谷歌已确定两个 Ca、 WoSign 和 StartCom,不保持期望的 CAs 的高标准和 Google Chrome,根据我们的根证书策略将不再被信任。这种观点是类似于根证书程序的苹果和 Mozilla 最近的通告。这篇文章的其余部分提供了这一决定,我们计划如何尽量减少中断同时还保护用户的背景。

背景

2016 年 8 月 17 日,谷歌收到由 GitHub 的安全团队通知我们深知发表了其中一个 GitHub 的域,未经其授权的证书。这促使调查,在公共场合作为 Mozilla 和安全社区,也发现我们深知 misissuance 其他案件数目的合作。

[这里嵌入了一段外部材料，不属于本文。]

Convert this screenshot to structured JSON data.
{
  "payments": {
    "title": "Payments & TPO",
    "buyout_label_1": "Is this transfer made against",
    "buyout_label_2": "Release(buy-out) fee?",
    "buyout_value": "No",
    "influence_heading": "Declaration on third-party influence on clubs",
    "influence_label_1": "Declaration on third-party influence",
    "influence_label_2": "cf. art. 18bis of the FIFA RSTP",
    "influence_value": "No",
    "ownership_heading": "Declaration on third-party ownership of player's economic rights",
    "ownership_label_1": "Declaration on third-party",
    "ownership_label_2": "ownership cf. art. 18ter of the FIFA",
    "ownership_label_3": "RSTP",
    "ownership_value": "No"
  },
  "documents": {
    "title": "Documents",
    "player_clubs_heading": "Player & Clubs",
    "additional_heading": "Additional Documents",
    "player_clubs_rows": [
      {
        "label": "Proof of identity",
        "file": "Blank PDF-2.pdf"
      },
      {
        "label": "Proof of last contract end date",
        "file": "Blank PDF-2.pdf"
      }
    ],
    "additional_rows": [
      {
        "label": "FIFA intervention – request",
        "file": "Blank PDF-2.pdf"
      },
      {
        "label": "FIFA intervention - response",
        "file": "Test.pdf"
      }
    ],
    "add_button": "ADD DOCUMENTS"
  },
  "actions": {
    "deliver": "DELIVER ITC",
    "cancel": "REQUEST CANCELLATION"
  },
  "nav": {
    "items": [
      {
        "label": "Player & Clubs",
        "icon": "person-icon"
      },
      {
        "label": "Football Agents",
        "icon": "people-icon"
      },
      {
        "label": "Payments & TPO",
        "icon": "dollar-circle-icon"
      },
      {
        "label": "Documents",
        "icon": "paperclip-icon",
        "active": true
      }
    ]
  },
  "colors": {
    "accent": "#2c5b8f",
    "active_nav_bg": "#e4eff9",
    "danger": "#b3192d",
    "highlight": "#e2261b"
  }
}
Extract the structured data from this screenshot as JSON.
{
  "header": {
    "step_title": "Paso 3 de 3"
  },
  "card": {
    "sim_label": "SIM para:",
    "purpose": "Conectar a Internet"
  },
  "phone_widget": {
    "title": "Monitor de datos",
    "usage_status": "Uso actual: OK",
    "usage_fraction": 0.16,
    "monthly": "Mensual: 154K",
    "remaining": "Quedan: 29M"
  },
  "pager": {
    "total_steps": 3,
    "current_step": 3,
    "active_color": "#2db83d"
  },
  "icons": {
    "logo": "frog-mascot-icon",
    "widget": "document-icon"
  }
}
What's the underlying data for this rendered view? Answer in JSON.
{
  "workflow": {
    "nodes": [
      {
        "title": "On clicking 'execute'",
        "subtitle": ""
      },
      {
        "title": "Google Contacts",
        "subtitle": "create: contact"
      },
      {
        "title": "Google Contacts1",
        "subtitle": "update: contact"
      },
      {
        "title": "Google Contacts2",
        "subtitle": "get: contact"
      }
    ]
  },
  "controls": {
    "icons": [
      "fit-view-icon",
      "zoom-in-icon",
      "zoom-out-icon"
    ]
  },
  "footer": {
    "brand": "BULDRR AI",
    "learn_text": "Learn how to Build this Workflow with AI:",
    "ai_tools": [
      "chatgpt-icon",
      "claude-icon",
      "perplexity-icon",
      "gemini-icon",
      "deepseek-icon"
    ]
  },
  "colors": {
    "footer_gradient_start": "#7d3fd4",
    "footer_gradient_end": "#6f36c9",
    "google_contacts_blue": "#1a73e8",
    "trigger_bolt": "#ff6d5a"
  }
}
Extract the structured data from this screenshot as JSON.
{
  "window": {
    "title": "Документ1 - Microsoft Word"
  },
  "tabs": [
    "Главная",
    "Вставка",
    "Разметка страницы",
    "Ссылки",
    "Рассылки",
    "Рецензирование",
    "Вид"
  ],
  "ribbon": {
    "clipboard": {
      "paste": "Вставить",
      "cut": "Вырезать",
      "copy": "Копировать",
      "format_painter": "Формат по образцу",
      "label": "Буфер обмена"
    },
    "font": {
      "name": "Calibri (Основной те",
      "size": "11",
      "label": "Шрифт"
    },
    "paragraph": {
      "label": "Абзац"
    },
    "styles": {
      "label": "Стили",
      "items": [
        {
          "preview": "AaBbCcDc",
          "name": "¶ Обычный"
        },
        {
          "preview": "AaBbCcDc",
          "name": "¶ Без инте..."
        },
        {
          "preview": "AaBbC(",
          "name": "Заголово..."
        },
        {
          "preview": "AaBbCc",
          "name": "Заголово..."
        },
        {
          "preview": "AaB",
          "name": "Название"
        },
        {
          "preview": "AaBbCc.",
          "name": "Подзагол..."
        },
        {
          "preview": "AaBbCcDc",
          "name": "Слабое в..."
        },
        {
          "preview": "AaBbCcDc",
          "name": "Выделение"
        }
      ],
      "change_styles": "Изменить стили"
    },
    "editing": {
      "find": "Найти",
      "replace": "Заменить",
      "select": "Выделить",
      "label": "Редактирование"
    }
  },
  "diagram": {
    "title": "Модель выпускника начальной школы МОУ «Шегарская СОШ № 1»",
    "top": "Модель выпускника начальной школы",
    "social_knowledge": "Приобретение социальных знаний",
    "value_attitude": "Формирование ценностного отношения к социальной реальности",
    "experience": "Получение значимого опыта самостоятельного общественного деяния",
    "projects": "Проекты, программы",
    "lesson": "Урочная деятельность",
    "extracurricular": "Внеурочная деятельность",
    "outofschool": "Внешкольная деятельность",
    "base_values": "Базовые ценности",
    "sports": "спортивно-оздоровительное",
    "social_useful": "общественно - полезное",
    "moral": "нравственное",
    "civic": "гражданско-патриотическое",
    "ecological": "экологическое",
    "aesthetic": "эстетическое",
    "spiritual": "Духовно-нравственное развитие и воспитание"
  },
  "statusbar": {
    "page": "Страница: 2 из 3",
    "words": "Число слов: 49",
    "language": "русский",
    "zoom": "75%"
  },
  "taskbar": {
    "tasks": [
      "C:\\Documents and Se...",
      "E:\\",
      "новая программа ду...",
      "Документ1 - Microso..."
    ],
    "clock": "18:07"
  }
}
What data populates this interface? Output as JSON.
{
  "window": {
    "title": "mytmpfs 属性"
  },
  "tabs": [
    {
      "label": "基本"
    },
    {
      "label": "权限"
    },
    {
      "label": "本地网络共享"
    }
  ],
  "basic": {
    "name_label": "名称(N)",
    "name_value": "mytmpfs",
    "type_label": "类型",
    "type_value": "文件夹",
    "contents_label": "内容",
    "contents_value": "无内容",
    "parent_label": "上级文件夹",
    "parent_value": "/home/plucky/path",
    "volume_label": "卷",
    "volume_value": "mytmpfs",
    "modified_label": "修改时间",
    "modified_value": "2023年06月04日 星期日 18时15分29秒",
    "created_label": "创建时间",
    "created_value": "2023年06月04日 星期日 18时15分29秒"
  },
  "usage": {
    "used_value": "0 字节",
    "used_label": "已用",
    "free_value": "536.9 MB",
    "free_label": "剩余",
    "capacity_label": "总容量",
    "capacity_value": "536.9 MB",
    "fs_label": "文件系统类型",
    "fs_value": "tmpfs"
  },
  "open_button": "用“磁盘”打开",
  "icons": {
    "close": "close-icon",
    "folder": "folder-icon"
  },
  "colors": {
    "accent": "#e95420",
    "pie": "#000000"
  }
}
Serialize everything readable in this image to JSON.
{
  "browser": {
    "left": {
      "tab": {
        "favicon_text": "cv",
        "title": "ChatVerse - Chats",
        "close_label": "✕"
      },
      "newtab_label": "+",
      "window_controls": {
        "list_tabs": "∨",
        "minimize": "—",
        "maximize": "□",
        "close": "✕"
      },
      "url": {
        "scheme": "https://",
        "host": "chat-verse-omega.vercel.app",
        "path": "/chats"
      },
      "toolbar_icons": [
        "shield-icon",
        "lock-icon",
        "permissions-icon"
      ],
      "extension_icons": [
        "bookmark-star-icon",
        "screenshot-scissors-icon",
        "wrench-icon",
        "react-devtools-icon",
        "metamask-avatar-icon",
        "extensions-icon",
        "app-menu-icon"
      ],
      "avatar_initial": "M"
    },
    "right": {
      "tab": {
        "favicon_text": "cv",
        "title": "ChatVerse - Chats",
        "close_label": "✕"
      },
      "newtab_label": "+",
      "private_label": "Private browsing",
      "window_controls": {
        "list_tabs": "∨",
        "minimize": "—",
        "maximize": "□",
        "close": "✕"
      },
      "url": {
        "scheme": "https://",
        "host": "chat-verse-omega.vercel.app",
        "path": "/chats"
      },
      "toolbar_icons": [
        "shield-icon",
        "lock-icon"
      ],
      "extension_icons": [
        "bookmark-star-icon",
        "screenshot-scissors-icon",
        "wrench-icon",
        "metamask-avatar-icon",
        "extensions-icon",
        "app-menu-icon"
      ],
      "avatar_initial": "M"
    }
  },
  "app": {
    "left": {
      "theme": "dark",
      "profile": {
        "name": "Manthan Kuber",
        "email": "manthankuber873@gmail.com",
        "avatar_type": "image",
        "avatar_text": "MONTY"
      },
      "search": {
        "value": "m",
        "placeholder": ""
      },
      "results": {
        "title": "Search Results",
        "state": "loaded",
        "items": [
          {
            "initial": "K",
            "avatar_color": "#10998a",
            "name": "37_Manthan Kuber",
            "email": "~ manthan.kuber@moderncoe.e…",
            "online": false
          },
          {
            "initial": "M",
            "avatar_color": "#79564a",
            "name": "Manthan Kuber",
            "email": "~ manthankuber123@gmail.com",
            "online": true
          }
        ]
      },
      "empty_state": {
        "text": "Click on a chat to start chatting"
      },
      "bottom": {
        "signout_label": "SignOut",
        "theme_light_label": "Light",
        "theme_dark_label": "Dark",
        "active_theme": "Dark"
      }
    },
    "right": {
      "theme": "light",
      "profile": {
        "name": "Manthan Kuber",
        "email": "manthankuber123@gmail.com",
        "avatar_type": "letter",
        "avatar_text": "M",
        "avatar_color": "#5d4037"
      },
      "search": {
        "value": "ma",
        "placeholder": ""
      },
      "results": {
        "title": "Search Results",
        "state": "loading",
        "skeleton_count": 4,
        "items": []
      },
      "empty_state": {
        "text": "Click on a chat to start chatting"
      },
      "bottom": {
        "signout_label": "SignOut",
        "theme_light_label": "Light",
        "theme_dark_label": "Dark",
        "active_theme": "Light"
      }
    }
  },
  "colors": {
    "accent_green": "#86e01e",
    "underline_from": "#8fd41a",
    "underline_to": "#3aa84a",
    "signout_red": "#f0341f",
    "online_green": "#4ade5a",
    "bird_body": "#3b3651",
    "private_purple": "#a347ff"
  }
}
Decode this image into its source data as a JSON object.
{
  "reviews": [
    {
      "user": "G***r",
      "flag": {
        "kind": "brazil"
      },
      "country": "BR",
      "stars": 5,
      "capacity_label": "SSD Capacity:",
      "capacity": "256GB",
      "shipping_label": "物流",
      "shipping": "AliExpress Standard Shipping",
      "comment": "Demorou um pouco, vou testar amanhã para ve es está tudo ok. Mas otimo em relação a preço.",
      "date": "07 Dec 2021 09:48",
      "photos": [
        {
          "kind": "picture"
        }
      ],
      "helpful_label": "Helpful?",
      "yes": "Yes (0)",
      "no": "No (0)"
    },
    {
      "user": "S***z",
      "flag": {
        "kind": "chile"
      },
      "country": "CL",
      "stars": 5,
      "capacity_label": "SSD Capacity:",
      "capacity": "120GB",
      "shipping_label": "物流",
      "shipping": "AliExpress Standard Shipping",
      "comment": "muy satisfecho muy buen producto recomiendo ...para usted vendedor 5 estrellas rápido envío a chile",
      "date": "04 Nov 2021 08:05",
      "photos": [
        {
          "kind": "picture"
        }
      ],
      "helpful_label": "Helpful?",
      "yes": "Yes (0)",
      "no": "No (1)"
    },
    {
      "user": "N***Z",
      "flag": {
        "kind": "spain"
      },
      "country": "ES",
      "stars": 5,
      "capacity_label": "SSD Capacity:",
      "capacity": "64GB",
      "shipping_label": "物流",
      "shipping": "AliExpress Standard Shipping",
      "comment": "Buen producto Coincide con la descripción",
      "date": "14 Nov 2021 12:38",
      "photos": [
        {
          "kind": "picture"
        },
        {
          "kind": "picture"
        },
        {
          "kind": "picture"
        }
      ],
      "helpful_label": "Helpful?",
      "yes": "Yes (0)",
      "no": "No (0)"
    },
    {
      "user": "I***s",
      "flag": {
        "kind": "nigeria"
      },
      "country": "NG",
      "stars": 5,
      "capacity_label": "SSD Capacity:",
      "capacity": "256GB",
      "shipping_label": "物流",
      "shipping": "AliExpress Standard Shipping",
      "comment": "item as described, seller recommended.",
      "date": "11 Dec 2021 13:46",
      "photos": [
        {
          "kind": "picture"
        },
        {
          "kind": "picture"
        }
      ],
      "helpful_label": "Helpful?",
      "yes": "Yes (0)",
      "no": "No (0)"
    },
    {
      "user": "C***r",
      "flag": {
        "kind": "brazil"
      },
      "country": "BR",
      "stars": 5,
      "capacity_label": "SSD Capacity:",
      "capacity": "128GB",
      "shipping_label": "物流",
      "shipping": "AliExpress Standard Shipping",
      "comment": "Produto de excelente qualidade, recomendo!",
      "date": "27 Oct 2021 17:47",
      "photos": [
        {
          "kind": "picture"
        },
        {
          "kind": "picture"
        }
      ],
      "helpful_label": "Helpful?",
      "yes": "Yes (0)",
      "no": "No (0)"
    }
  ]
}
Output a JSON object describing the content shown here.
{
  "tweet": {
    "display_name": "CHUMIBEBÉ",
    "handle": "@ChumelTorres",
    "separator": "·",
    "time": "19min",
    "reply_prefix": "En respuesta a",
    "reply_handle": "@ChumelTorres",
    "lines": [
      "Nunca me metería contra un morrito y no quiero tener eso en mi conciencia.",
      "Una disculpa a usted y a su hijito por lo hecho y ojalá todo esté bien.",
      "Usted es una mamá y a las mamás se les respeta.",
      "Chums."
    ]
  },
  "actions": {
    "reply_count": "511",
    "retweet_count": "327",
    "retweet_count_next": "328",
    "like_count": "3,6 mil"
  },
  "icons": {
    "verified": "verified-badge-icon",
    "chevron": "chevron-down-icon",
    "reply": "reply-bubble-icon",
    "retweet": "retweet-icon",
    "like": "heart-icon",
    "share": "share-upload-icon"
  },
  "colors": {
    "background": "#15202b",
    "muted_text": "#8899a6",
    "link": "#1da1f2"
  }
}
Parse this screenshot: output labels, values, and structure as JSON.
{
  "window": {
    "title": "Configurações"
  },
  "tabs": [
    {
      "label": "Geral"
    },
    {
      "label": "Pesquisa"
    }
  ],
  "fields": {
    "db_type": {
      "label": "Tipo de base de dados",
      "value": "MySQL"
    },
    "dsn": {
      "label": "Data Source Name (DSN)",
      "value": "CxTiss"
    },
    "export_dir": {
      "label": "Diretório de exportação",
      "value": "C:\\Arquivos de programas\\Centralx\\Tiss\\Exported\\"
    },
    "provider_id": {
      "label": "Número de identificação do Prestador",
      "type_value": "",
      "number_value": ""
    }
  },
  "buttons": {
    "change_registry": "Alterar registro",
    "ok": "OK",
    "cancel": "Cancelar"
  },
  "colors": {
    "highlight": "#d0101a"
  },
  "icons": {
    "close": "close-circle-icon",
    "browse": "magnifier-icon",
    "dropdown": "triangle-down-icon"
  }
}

调查的结论,我们深知明知而故意 misissued 证书是为了规避浏览器限制和 CA 要求。此外,它确定 StartCom、 另一个 CA,我们深知,被收购了取代我们深知的基础设施、 工作人员、 策略和发行系统。当面对这一证据,我们深知和 StartCom 管理积极试图误导浏览器社会习得与这两家公司的关系。对于这两个 Ca,我们就结束是有模式的问题和事件表明很不和谐的职责公开受信任的 CA 的安全方法。

行动

开始与铬 56,我们深知、 StartCom 证书后 10 月 21,2016年 00:00:00 UTC 不会信任。在此日期之前颁发的证书可能继续被信任,一段时间,如果他们遵守证书透明度的铬政策或发给一组有限的域已知为 WoSign 和 StartCom 的客户。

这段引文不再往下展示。